Comment faites-vous connaître ce dispositif? Faire connaître Dimmagay est un effort permanent! Nous avons conçu et diffusé des affiches et des tracts dans les commerces LGBT et gay-friendly de Dijon et la région. Pendant les activités de CIGaLes, nous avons largement communiqué auprès des adhérents bien évidemment et nous allons à la rencontre des hommes qui draguent sur un lieu extérieur, fréquentent les établissements locaux de consommation de sexe. Nous assurons des présences et des chats sur cinq sites de rencontres par internet et smartphone.  Le site internet de l’association explique, parmi l’ensemble des activités proposées en cours d’année, ce qu’est Dimmagay. Le plus célèbre des réseaux sociaux est également mis à contribution via le profil CIGaLes.

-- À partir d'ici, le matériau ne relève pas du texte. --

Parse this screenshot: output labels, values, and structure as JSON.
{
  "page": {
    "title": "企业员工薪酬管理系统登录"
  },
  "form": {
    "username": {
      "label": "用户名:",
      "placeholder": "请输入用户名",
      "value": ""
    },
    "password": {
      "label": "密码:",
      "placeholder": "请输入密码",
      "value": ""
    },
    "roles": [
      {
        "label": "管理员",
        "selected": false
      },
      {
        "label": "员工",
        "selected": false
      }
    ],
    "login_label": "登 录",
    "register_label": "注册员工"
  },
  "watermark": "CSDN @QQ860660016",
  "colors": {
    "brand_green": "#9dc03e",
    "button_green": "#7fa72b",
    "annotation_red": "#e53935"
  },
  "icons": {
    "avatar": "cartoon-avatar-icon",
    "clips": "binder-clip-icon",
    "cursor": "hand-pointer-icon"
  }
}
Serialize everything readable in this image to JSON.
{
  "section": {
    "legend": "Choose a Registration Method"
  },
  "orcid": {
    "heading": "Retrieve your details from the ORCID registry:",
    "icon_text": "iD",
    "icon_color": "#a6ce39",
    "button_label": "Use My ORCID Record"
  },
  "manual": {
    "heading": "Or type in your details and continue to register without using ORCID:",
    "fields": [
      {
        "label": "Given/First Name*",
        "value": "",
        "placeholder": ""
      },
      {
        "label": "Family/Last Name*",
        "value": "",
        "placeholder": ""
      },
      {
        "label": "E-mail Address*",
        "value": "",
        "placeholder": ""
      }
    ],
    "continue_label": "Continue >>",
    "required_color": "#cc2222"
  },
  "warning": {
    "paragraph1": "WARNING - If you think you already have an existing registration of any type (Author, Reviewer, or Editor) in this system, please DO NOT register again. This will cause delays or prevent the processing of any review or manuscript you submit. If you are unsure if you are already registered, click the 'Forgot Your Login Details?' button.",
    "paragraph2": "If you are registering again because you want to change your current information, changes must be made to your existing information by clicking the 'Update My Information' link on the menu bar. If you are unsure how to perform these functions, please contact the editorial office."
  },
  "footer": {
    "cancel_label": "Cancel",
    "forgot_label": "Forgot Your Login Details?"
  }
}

Espérez-vous pouvoir être financé par l’État dans le cadre de son soutien aux programmes de dépistage communautaire? Oui! L’appel à projets se veut un soutien aux activités de dépistage rapide du VIH. Nous espérons que l’État saura soutenir une nouvelle offre de dépistage délocalisé qui ne s’arrête pas au seul test à lecture rapide du VIH. Nous allons bientôt recevoir la réponse…

Est-ce que cela a été difficile de convaincre les financeurs et la ville de Dijon s’est-elle impliquée dans ce financement? CIGaLes est co-financée pour Dimmagay par l’Agence Régionale de Santé de Bourgogne et Sidaction avec le soutien du fonds de dotation Pierre Bergé. Malgré un contexte budgétaire difficile, ces deux institutions ont soutenu la construction de cette nouvelle activité de dépistage hors les murs depuis son commencement. Le CHU de Dijon apporte quant à lui les moyens humains de la CDAG et supporte les coûts techniques du dépistage.

La Ville de Dijon soutient également Dimmagay et s’implique indirectement en mettant à disposition de CIGaLes le local qu’elle occupe aujourd’hui.